Les objets, appareils ou dispositifs servant à communiquer, d’une manière ou d’une autre, sont appelés des « médias ». Pomian cite principalement des machines et des dispositifs contemporains, pour la plupart issus de l’électronique. On pourrait cependant étendre cette catégorie à tous les objets ayant servi à inscrire les productions de l’esprit humain. Les outils utilisés par les scribes de la Haute-Egypte et par les habitants des grottes du néolithique représentent bien de tels instruments utilisés avec l’intention de laisser une trace.
On passera rapidement sur la catégorie des « mesureurs », qui ne présente pas de difficulté. Ces objets doivent exprimer par des nombres un état de la matière, des corps ou permettre d’évaluer avec l’exactitude des mathématiques les propriétés de la matière ou des distances qu’on ne peut connaitre que par la médiation du calcul (les distances astronomiques, par exemple). Les navigateurs ont pu connaitre l’astrolabe, à une époque, tout comme ils utilisent le GPS aujourd’hui.
Une catégorie plus complexe est celle qui apparait sous la dénomination de « corps vivants artificialisés ». Les plantes cultivées et les animaux d’élevage, tout comme le corps humain lui-même, ont été transformés par l’action des hommes.
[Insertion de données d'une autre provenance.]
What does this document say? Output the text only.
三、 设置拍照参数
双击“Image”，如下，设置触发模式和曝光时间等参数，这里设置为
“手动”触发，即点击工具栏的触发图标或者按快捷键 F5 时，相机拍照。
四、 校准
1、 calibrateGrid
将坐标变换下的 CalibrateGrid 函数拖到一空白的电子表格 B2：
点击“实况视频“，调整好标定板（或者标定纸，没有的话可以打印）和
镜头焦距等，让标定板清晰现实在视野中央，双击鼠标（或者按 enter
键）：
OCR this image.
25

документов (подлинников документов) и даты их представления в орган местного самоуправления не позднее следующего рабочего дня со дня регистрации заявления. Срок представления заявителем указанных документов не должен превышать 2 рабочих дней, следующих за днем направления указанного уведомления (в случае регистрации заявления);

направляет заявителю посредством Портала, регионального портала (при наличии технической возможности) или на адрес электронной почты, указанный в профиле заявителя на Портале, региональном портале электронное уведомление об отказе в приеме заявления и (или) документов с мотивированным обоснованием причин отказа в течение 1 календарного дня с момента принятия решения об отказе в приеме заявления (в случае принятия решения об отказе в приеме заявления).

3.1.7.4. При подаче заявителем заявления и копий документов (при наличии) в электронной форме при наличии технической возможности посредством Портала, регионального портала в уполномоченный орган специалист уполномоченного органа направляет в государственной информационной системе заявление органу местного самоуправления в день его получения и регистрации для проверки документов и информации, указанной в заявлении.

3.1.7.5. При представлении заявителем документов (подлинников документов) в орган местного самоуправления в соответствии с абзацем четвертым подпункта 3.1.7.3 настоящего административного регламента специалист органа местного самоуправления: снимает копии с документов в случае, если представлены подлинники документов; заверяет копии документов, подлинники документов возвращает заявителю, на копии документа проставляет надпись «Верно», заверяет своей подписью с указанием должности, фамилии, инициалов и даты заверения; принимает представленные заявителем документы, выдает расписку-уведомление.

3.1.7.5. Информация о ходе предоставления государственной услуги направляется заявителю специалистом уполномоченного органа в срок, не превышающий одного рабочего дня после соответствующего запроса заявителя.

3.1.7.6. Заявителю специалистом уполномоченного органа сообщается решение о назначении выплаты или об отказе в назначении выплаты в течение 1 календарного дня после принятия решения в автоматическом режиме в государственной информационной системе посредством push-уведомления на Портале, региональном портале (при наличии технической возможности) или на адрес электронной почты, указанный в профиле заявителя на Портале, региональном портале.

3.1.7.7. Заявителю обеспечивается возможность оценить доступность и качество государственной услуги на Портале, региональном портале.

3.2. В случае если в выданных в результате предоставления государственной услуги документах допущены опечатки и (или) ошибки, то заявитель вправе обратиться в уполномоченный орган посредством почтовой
A partir du moment où les groupes de chasseurs-cueilleurs ont laissé la place aux agriculteurs et aux éleveurs, c’est l’ensemble des rapports que les sociétés humaines entretenaient avec le vivant qui a changé. De nos jours, le génie génétique et, plus largement les biotechnologies ont imprimé leur marque sur des corps d’animaux et des productions végétales qui ont été transformés pour répondre à des besoins de production. Ces corps deviennent eux aussi des artéfacts, puisqu’ils sont produits par l’activité humaine. Mais, les corps humains eux aussi sont aujourd’hui des produits de cette activité, le résultat d’un ensemble d’opérations qui s’impriment sur eux, les façonnent pour répondre à des besoins d’esthétique, à des rituels ou, dans le cas des interventions effectuées par la médecine, pour les corriger ou les secourir par l’adjonction de prothèses ou de thérapies médicamenteuses. Pour Krzysztof Pomian, cette action de l’homme sur la nature et sur lui-même correspond à la création de corps vivants artificialisés, c’est-à-dire d’artéfacts produits par l’action humaine sur le vivant.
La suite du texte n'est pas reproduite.